Some elected leaders are having a hard time embracing the need to grow more inward than outward, despite the challenges. Before he left the SACOG board, county supervisor Patrick Kennedy took a swipe at calls to build more inside communities, calling that “Utopian planning.”
Kennedy’s comments are beyond ironic given that SACOG is on the verge of adopting a Utopian plan that tries to make a lot of land speculators happy when it’s simply not possible. A glut of planned regional projects will make many of them harder to actually get financing from nervous investors.
Out of 48 major development proposals in the region, SACOG’s draft housing plan assumes that only nine would be completed by 2050, the rest taking decades longer. This draft plan was devised by staff and intended to promote board discussion and refinement. With the board unable to agree on anything else, there may only be votes to approve a draft that inevitably is flawed.
How flawed?
Rare is the local meeting when a leading developer and the leading environmental advocacy group agree on growth.

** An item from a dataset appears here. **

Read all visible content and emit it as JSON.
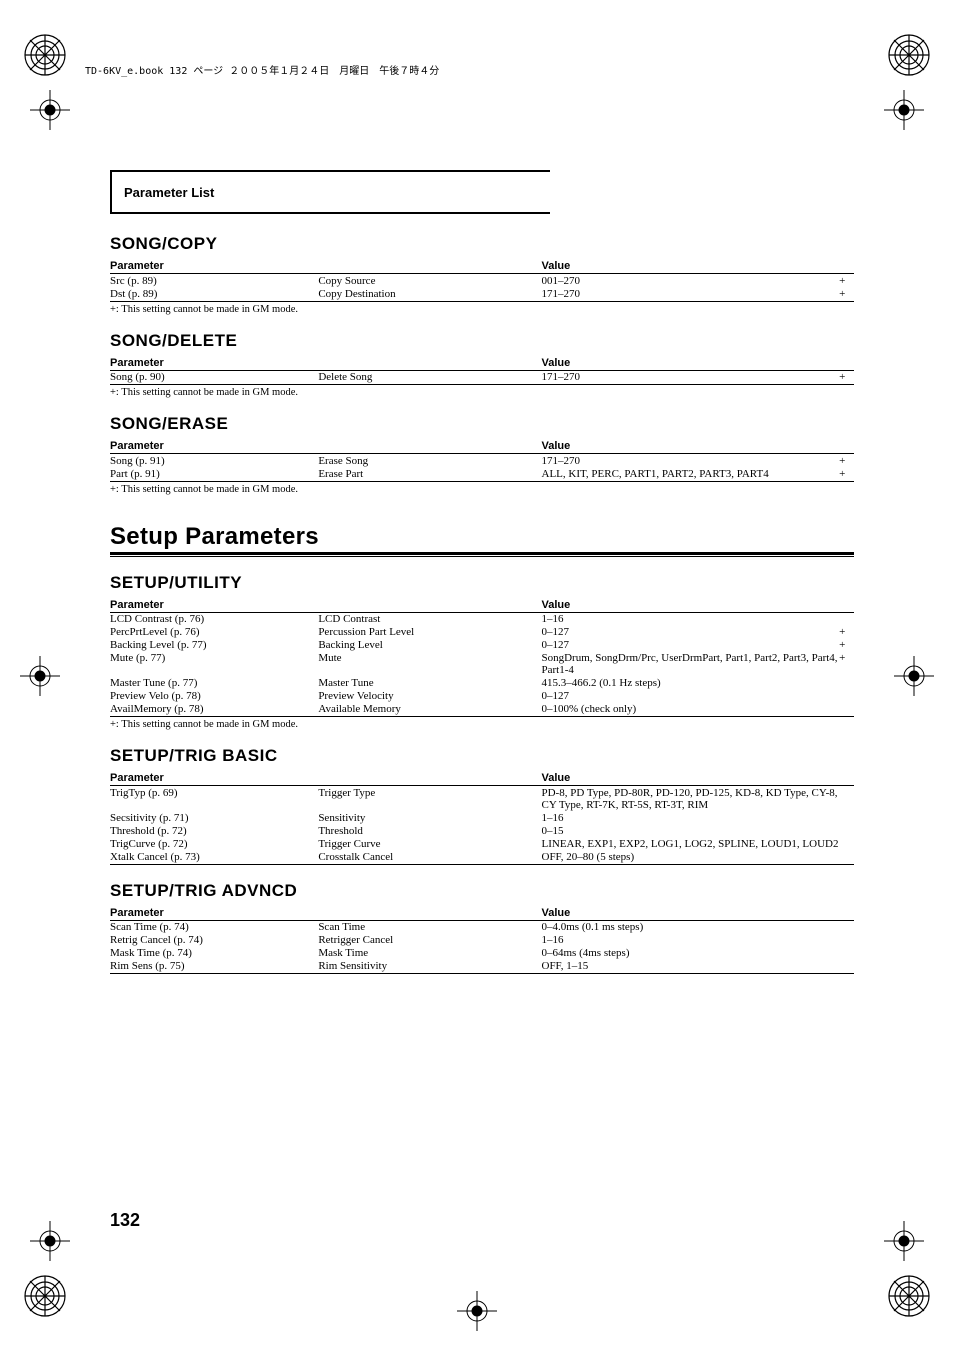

They both are telling the SACOG board that its draft housing plan assumes an unrealistic pattern of growth.
“It doesn’t represent how the region will actually grow between now and 2050,” said Susan Herre, president of the Environmental Council of Sacramento.
Clifton Taylor, a Roseville-based home builder, agrees.
The proposed housing plan “is not a failure of the SACOG team,” Taylor said. “That is a failure of local politics, treating all projects as viable.“
Some Taylor projects provide an example of the problem. To sprinkle some housing construction among projects by many speculators, SACOG is assuming a slow buildout of two Taylor projects, Placer One in Placer County and Delta Shores in Sacramento.
But that is not what is happening.
SACOG’s mythical plan assumes the construction of only 750 single-family homes at Placer One in the next 11 years. That’s just not true. “We have agreements in place with home builders to deliver 1,750 lots over the next three years,” Taylor wrote to SACOG. At Delta Shores in southern Sacramento, SACOG is assuming that most development will happen between 2035 and 2050. That’s not true either. “Our current projection is the delivery of the last single-family lots at Delta Shores in 2028,” Taylor wrote.
A “significant amount” of proposed developments “are not viable and may never be,” Taylor told the SACOG board last Thursday. In response, not a single board member had anything to say.
SACOG set itself a target for the board to tentatively agree on a new 25-year Sustainable Communities Strategy at its June 20 meeting. This is a leadership moment in particular for the Sacramento County supervisor representatives on the board.
Is it a Utopian world to think that elected officials can say no to the speculators and developers who helped get them elected in order to do the right thing?